Tomamos numerosas fotografías, y al final habíamos agotado un rollo entero de película con excepción de una foto. Durante el camino de descenso pasamos junto a una villa de dos pisos semioculta por un bosquecillo de pinos de sombrilla, magnolios y pinos comunes. Su aspecto era casi el de un montón de piedras dispuestas al azar frente a las rocas. Se me antojó como un lugar particularmente encantador, por lo que aproveché para sacar la última fotografía. De repente, un individuo surgió de no sé dónde y me ordenó con voz baja -pero imperiosa- que le entregara la cámara. No vestía uniforme, pero advertí que portaba una pistola. Abrió la cámara y veló todo el contenido del carrete, tras lo cual desapareció como si se lo hubiera tragado la tierra. Algunos turistas próximos a mí me susurraron que aquélla era una de las residencias veraniegas de Mao, y yo experimenté una nueva punzada de repulsión hacia el líder, si bien no tanto por sus privilegios como por la hipocresía de permitirse una vida de lujos y al mismo tiempo decir a sus subditos que incluso las simples comodidades eran perjudiciales para ellos. Ya fuera del alcance del oído del guardián, yo me lamentaba por la pérdida de mis treinta y seis fotografías cuando Jin-ming me dijo con una sonrisa: «¡Eso te pasa por curiosear en lugares sagrados!»
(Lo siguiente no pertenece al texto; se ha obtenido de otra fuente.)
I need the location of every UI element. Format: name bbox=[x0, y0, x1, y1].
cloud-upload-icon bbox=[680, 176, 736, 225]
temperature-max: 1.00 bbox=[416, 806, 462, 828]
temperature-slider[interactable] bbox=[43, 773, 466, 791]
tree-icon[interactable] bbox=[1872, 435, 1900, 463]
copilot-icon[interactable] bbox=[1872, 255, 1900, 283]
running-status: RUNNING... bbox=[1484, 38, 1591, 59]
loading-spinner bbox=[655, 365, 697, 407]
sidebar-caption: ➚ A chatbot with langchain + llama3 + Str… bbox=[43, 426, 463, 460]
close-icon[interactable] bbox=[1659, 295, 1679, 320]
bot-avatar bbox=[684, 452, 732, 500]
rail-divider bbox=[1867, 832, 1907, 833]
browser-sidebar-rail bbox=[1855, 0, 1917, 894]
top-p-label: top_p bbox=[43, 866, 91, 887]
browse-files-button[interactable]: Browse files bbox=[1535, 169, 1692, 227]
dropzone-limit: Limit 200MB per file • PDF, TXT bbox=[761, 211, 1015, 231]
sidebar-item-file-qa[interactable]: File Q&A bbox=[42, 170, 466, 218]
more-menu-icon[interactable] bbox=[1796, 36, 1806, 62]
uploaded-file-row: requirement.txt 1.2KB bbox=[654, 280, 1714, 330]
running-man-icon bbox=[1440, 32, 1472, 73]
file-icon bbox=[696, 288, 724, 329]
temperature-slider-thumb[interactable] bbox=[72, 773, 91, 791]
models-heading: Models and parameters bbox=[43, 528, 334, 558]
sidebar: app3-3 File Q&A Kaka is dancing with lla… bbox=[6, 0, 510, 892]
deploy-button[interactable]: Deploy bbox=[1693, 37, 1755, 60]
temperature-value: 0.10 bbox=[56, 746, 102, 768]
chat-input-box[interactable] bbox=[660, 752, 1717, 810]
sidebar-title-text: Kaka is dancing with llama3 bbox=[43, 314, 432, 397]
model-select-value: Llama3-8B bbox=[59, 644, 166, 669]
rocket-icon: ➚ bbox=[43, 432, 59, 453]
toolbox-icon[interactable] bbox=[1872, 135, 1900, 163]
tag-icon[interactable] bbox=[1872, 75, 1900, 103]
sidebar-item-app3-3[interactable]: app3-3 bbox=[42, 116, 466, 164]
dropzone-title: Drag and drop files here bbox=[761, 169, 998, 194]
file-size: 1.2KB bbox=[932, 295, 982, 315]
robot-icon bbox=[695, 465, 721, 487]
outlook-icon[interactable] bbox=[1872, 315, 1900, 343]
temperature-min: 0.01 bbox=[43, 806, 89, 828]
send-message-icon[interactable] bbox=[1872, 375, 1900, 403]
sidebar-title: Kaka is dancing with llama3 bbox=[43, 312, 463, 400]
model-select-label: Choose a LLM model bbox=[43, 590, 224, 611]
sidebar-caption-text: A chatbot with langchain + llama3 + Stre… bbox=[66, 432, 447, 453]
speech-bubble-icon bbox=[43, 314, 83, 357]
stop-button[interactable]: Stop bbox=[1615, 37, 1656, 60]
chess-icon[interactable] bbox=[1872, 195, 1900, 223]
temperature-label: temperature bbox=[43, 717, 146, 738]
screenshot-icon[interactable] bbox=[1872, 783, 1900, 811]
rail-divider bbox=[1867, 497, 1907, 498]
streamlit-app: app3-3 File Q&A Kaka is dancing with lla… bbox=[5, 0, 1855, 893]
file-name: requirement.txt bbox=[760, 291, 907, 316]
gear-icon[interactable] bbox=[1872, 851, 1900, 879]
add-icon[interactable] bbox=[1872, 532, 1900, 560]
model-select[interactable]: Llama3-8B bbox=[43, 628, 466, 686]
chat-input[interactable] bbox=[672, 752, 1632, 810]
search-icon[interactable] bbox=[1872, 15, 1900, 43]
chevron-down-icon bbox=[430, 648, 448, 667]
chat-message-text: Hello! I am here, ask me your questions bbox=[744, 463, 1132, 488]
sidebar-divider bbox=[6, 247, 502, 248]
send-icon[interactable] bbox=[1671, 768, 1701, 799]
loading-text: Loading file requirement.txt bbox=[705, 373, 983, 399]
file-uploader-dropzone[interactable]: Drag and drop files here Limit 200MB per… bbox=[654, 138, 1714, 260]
Partimos de Lushan en autocar. Como todos los de China, circulaba abarrotado de viajeros, y teníamos que estirar el cuello desesperadamente para poder respirar. Prácticamente no se habían vuelto a construir autocares nuevos desde el comienzo de la Revolución Cultural, época durante la cual la población urbana había aumentado en varias decenas de millones de personas. Al cabo de unos minutos de trayecto, nos detuvimos repentinamente. La puerta delantera se abrió y un hombre de aspecto autoritario y vestido de paisano logró abrirse paso hasta el interior. «¡Agachaos! ¡Agachaos! -ladró-. ¡Se aproximan unos visitantes norteamericanos y es malo para el prestigio de nuestra patria que vean vuestras cabezas desaliñadas!» Intentamos agacharnos, pero el autocar estaba demasiado atestado. El hombre gritó: «¡Es deber de todos salvaguardar el honor de nuestra patria! ¡Debemos mostrar un aspecto digno y pulcro! ¡Agachaos! ¡Doblad las rodillas!»

Súbitamente, oí el vozarrón de Jin-ming: «¿Acaso no nos ha instruido el presidente Mao para que jamás nos arrodillemos ante los imperialistas norteamericanos?» Aquello equivalía a buscar problemas, ya que el sentido del humor no era una cualidad apreciada. El hombre dirigió una severa mirada en nuestra dirección, pero no dijo nada. Paseó la vista rápidamente por el interior del autocar y partió apresuradamente. No quería que los «visitantes norteamericanos» fueran testigos de una escena. Ante los extranjeros había que ocultar cualquier forma de discordia.

Por doquiera que viajábamos en nuestro recorrido a lo largo del Yangtzé veíamos las secuelas de la Revolución Cultural: templos destrozados, estatuas derribadas y antiguos poblados destruidos. Apenas quedaban testimonios de la antigua civilización china. El daño, sin embargo, no quedaba ahí. China no sólo había destruido la mayor parte de sus más hermosos tesoros sino también su capacidad para apreciarlos, y ahora era incapaz de reponerlos. Con excepción de sus paisajes -cubiertos de cicatrices pero aún arrebatadores- China se había convertido en un país feo.